Clay Shirky's Here Comes Everybody


Just finished Here Comes Everybody, by Clay Shirky. A good read on organizing without an organization. The point comes across repeatedly that the social web tools have provided the vehicle to make social change because the "barriers to entry" into an organization have dissipated to near zero. In other words free tools such as email, blogs, wikis, etc can be used to gather resources (people, and time) and focus their efforts (shared goals) and the ease of joining the "effort" swells their numbers at a rate faster than anticipated and gets their cause promoted faster than others.
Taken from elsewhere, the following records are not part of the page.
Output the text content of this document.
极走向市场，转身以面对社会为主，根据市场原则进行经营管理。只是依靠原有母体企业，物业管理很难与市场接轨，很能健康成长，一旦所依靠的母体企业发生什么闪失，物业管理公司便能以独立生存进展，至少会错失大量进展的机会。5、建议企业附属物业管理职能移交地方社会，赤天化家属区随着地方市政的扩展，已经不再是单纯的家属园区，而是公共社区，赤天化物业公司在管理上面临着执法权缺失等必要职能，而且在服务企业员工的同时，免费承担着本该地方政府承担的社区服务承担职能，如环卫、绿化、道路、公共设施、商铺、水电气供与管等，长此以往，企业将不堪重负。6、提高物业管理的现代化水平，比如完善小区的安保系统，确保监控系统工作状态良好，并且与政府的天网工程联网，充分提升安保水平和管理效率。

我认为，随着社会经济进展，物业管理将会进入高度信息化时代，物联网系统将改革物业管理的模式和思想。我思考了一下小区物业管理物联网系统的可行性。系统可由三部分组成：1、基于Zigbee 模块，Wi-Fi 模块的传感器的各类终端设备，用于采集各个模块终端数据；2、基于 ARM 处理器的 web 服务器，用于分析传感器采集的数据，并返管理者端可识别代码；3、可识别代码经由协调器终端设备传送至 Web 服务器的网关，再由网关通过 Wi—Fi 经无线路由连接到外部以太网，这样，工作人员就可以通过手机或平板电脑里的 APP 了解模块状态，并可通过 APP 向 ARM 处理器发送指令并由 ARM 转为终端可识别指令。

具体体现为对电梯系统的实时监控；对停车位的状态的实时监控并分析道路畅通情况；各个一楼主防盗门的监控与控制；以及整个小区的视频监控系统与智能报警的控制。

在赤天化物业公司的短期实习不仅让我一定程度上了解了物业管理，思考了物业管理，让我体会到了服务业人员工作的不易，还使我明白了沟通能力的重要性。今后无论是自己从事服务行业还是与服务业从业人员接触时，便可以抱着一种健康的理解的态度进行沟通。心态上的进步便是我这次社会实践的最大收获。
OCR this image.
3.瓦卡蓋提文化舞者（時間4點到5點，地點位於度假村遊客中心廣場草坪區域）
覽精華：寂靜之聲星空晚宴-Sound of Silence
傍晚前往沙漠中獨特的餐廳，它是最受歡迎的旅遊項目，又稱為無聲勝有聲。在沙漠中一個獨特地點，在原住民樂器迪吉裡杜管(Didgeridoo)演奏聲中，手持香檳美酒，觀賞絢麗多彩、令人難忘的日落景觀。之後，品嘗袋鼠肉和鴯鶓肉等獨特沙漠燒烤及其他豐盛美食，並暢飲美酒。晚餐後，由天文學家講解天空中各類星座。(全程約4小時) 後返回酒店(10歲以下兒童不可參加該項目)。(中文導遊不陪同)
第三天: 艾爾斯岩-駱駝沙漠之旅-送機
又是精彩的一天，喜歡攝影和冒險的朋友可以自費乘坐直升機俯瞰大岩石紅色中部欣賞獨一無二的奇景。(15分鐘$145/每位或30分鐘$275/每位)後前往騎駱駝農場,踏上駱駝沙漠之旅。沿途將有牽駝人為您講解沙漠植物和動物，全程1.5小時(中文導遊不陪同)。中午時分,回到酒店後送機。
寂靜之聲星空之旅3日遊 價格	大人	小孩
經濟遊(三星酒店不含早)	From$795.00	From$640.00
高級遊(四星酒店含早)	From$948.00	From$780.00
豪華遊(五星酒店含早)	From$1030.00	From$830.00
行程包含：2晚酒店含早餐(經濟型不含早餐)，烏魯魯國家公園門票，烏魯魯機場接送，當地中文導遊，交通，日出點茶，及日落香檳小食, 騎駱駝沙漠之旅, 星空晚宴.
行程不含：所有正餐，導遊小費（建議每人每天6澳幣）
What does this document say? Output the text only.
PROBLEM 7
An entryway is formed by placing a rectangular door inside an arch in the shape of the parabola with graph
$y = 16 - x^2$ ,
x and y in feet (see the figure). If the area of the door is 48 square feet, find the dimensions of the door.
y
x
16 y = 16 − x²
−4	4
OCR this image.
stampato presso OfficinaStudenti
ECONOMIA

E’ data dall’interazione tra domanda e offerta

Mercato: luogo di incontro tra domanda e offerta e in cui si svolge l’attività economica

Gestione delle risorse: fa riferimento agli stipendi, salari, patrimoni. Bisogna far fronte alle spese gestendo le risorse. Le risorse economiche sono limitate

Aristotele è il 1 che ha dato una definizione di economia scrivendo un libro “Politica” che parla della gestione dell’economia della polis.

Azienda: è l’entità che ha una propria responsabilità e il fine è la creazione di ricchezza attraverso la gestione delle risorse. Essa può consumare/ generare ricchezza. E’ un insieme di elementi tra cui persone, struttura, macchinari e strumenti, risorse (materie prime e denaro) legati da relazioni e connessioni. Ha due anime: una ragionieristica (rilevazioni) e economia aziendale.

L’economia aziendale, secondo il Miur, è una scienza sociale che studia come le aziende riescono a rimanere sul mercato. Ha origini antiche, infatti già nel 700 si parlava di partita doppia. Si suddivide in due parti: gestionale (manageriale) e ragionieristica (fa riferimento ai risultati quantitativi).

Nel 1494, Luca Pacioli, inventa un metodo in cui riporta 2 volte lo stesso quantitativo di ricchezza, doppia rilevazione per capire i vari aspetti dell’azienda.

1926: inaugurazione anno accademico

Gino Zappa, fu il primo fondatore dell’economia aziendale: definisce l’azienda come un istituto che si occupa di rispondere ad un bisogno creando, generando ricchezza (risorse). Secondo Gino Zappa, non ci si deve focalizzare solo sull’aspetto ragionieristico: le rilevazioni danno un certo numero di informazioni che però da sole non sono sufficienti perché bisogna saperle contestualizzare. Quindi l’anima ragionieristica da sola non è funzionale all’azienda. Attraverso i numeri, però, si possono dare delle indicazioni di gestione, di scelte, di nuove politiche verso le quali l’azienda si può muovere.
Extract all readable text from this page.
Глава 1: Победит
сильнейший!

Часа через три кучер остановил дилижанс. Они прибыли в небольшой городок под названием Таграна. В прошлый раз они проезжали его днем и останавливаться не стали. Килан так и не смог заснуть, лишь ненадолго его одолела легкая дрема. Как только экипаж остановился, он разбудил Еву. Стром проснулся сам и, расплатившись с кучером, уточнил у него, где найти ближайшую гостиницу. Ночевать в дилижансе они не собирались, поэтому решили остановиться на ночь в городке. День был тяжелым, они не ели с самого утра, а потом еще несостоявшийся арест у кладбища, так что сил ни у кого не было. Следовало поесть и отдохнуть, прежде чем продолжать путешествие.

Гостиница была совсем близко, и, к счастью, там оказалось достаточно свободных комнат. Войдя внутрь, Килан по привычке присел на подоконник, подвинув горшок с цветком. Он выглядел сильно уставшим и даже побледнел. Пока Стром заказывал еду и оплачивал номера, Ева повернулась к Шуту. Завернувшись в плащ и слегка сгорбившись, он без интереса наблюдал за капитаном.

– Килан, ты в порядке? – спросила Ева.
I like the passage below as it related to libraries and information. It could serve as a headsup as we push the value of our services as we also need to get on the crest of this wave and ride it in to a place thats good for everyone.

"Professional self-conception and self-defense, so valuable in ordinary times, becomes a disadvantage in revolutionary one, because professionals are always concerned with threats to the profession. In most cases, those threats are also threats to society; we do not want to see a relaxing of standards for a surgeon or a pilot. But in some cases the change that threatens the profession benefits the society, as did the spread of the printing press; even in these situations the professionals can be relied on to care more about self defense than about progress. What was once a service has become a bottleneck. Most organizations believe they have much more freedom of action and much more ability to shape their future than they actually do, and evidence that the ecosystem is changing in ways they can't control usually creates considerable anxiety, even if the change is good for society as a whole."